If you are interested in the potential of myofunctional therapy in River Edge, NJ, please call today. We can schedule an appointment with our TMJ dentist Dr. Marlen Martirossian.
What Can Myofunctional Therapy Do?
Myofunctional therapy begins with the facial muscles, but it can have far-reaching impacts on your oral and overall health. Myofunctional therapy can:
- Train muscles to swallow properly
- Teach the tongue, lips, and jaw how to stay in the proper position
- Encourage nasal breathing
- Encourage proper growth of the jaws, face, and airway
- Correct speech problems
- Improve open bite or underbite
- Stabilize orthodontic treatments
- Resolve TMJ symptoms
- Reduce or eliminate snoring or sleep apnea
Many of the above problems are related to what are called orofacial myofunctional disorders (OMDs). OMDs occur when your facial muscles aren’t functioning in a way that harmoniously encourages the development of your facial structure.

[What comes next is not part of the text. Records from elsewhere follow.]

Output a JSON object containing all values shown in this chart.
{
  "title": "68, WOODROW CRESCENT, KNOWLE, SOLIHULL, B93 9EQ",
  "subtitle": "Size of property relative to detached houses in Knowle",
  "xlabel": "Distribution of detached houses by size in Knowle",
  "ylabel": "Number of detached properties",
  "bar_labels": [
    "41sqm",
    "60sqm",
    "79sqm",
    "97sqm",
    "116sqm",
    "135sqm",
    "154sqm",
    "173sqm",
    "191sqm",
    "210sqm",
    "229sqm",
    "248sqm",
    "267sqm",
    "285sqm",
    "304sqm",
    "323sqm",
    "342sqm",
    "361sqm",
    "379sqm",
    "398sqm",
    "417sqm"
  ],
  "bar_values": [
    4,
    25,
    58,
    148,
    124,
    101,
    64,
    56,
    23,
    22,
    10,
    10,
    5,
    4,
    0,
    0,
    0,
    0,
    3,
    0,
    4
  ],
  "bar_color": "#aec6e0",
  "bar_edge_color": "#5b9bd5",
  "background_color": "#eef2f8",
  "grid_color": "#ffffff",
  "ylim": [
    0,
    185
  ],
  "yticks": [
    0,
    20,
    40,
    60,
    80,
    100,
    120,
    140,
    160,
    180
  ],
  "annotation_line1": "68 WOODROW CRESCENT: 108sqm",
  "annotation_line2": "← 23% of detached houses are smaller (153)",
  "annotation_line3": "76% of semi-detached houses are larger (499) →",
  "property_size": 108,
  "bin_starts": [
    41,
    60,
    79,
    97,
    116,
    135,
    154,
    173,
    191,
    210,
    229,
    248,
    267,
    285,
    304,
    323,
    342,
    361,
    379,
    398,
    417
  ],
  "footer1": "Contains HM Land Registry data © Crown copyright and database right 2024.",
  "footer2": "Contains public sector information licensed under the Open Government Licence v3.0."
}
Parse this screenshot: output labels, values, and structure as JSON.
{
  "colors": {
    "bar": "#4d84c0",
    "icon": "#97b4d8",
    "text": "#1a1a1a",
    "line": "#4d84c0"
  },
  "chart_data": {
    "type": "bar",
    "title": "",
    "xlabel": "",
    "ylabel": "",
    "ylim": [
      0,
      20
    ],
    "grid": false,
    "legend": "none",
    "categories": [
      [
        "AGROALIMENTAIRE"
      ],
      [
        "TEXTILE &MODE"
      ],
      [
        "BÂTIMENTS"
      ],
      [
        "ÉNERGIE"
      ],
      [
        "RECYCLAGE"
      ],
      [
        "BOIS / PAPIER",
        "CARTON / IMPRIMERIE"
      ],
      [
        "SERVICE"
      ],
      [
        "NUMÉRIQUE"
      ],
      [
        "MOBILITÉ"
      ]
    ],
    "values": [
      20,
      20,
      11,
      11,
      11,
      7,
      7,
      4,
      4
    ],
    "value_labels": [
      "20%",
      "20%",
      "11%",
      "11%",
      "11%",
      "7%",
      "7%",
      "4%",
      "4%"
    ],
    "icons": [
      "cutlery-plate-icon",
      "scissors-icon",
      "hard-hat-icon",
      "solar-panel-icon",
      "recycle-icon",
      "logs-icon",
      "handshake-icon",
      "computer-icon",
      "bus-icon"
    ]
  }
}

Retraining your muscles to perform their functions helps stop or reverse the negative consequences of an OMD.
The Principles of Myofunctional Therapy
Your bones, muscles, teeth, and other structures in your face and throat all develop together, each responding to the forces of the others. When the muscles of the face aren’t functioning properly because of an OMD, they alter the shape of the bones and other structures. By retraining these poorly functioning muscles, we can stop and even reverse damage caused by their improper function.
Some common OMDs include:
- Tongue thrusting
- Mouth breathing
- Improper rest position for tongue or jaw
- Poor swallowing function
The relative importance of each of these OMDs varies from individual to individual. By identifying the precise type of OMD you have, we can develop a training and exercise program that will correct your specific problems. The exercises are simple, such as the tongue click and smile or the pump. Typically, you will exercise for about five minutes, three times a day or so. That’s all it takes to retrain your muscles. Visible change in the face and jaw may take time to show, but functional improvements may be evident sooner.